At this stage it became necessary to siphon some petrol from the tanks in the back of the car to the car’s tank. Can’t say I liked the flavour of petrol. By 9am we were on our way, here we started our trek south. We had hoped to keep a fairly straight road west since our now ultimate aim was Landivisiau near Brest. Here again some friends had offered us shelter if we had to get away from Nogent. They had a hotel. It was obvious by this time that the civilian Police had been given orders to direct people on the roads south and so it was that we were directed south of Laval to Chateau Gontier then on to Craon, Pouance, Chateaubriant. Here at one of the many road barriers we encountered I made a plea for going north, saying we had a house near Brest and that it made sense that we should try to go there. Whether the “agent” at the barrier knew how serious the situation was I know not but his remark was:- “Well, if you want to cut off in Brittany why should I worry”. So it was that from then onwards, repeating this plea at every road block, we gradually moved northwards through Bain-Bretagne, Maure. About twenty kilometers from Maure, near Guer, we broke down at about 7pm – just near a small holding and very near to the Polish Headquarters at Coetquiden. The farmer and his wife came out to speak to us and very soon flagged down the chauffeur of a Polish colonel (known to them and who happened to be passing at the time). Said by them to be a mechanic, he tried to find out what the trouble was – but to no avail.

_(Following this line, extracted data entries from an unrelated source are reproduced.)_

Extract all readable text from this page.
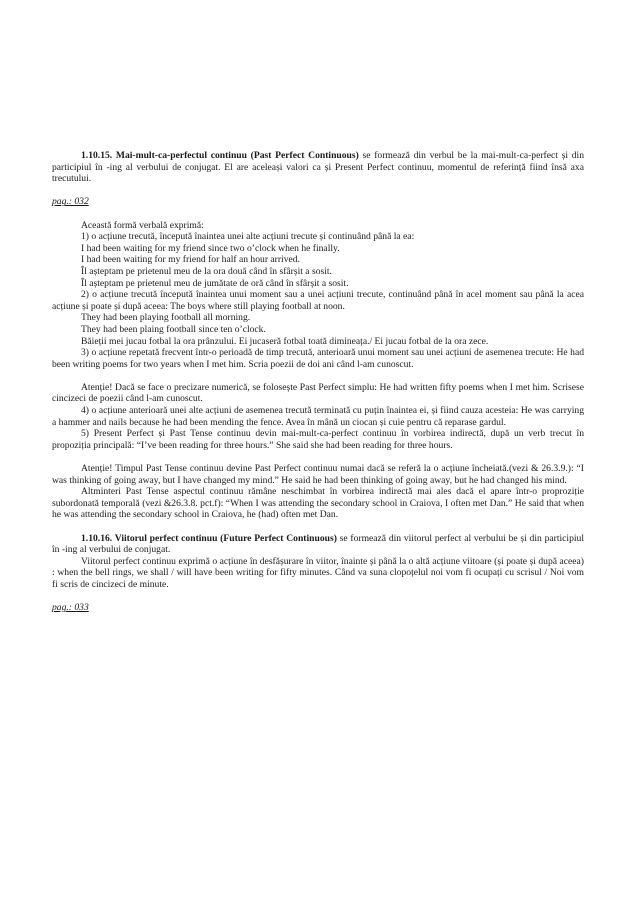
1.10.15. Mai-mult-ca-perfectul continuu (Past Perfect Continuous) se formează din verbul be la mai-mult-ca-perfect și din participiul în -ing al verbului de conjugat. El are aceleași valori ca și Present Perfect continuu, momentul de referință fiind însă axa trecutului.

pag.: 032

Această formă verbală exprimă:

1) o acțiune trecută, începută înaintea unei alte acțiuni trecute și continuând până la ea:

I had been waiting for my friend since two o’clock when he finally.

I had been waiting for my friend for half an hour arrived.

Îl așteptam pe prietenul meu de la ora două când în sfârșit a sosit.

Îl așteptam pe prietenul meu de jumătate de oră când în sfârșit a sosit.

2) o acțiune trecută începută înaintea unui moment sau a unei acțiuni trecute, continuând până în acel moment sau până la acea acțiune și poate și după aceea: The boys where still playing football at noon.

They had been playing football all morning.

They had been plaing football since ten o’clock.

Băieții mei jucau fotbal la ora prânzului. Ei jucaseră fotbal toată dimineața./ Ei jucau fotbal de la ora zece.

3) o acțiune repetată frecvent într-o perioadă de timp trecută, anterioară unui moment sau unei acțiuni de asemenea trecute: He had been writing poems for two years when I met him. Scria poezii de doi ani când l-am cunoscut.

Atenție! Dacă se face o precizare numerică, se folosește Past Perfect simplu: He had written fifty poems when I met him. Scrisese cincizeci de poezii când l-am cunoscut.

4) o acțiune anterioară unei alte acțiuni de asemenea trecută terminată cu puțin înaintea ei, și fiind cauza acesteia: He was carrying a hammer and nails because he had been mending the fence. Avea în mână un ciocan și cuie pentru că reparase gardul.

5) Present Perfect și Past Tense continuu devin mai-mult-ca-perfect continuu în vorbirea indirectă, după un verb trecut în propoziția principală: “I’ve been reading for three hours.” She said she had been reading for three hours.

Atenție! Timpul Past Tense continuu devine Past Perfect continuu numai dacă se referă la o acțiune încheiată.(vezi & 26.3.9.): “I was thinking of going away, but I have changed my mind.” He said he had been thinking of going away, but he had changed his mind.

Altminteri Past Tense aspectul continuu rămâne neschimbat în vorbirea indirectă mai ales dacă el apare într-o proproziție subordonată temporală (vezi &26.3.8. pct.f): “When I was attending the secondary school in Craiova, I often met Dan.” He said that when he was attending the secondary school in Craiova, he (had) often met Dan.

1.10.16. Viitorul perfect continuu (Future Perfect Continuous) se formează din viitorul perfect al verbului be și din participiul în -ing al verbului de conjugat.

Viitorul perfect continuu exprimă o acțiune în desfășurare în viitor, înainte și până la o altă acțiune viitoare (și poate și după aceea) : when the bell rings, we shall / will have been writing for fifty minutes. Când va suna clopoțelul noi vom fi ocupați cu scrisul / Noi vom fi scris de cincizeci de minute.

pag.: 033
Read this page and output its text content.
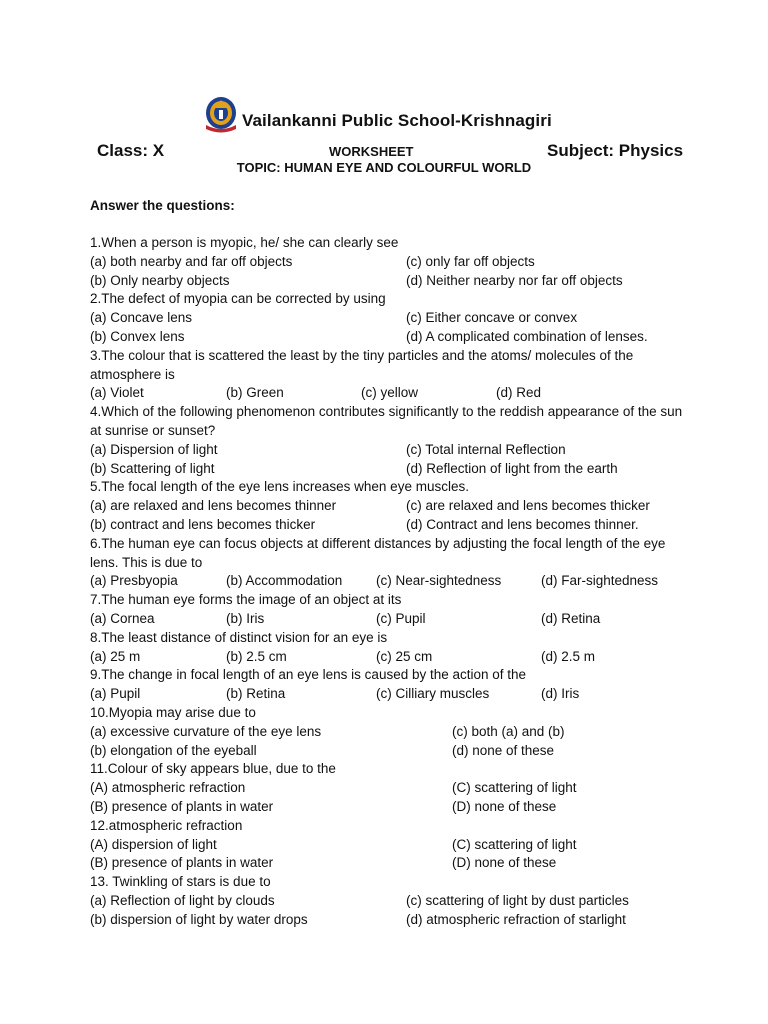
Vailankanni Public School-Krishnagiri
Class: X	WORKSHEET	Subject: Physics
TOPIC: HUMAN EYE AND COLOURFUL WORLD
Answer the questions:
1.When a person is myopic, he/ she can clearly see
(a) both nearby and far off objects	(c) only far off objects
(b) Only nearby objects	(d) Neither nearby nor far off objects
2.The defect of myopia can be corrected by using
(a) Concave lens	(c) Either concave or convex
(b) Convex lens	(d) A complicated combination of lenses.
3.The colour that is scattered the least by the tiny particles and the atoms/ molecules of the atmosphere is
(a) Violet	(b) Green	(c) yellow	(d) Red
4.Which of the following phenomenon contributes significantly to the reddish appearance of the sun at sunrise or sunset?
(a) Dispersion of light	(c) Total internal Reflection
(b) Scattering of light	(d) Reflection of light from the earth
5.The focal length of the eye lens increases when eye muscles.
(a) are relaxed and lens becomes thinner	(c) are relaxed and lens becomes thicker
(b) contract and lens becomes thicker	(d) Contract and lens becomes thinner.
6.The human eye can focus objects at different distances by adjusting the focal length of the eye lens. This is due to
(a) Presbyopia	(b) Accommodation (c) Near-sightedness	(d) Far-sightedness
7.The human eye forms the image of an object at its
(a) Cornea	(b) Iris	(c) Pupil	(d) Retina
8.The least distance of distinct vision for an eye is
(a) 25 m	(b) 2.5 cm	(c) 25 cm	(d) 2.5 m
9.The change in focal length of an eye lens is caused by the action of the
(a) Pupil	(b) Retina	(c) Cilliary muscles	(d) Iris
10.Myopia may arise due to
(a) excessive curvature of the eye lens	(c) both (a) and (b)
(b) elongation of the eyeball	(d) none of these
11.Colour of sky appears blue, due to the
(A) atmospheric refraction	(C) scattering of light
(B) presence of plants in water	(D) none of these
12.atmospheric refraction
(A) dispersion of light	(C) scattering of light
(B) presence of plants in water	(D) none of these
13. Twinkling of stars is due to
(a) Reflection of light by clouds	(c) scattering of light by dust particles
(b) dispersion of light by water drops	(d) atmospheric refraction of starlight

By this time it was 9pm and the small holders suggested that with their help we pushed our car down the short drive and parked our car in front of their house. Their offer was accepted, for there was no other alternative at that hour. The mattress was taken from the car roof and placed in a very large bedroom which we shared with the farmer and his wife. They in their bed at one end of the room, Mother and myself on the mattress at the other end. Father remained in the car to protect the petrol and belongings etc.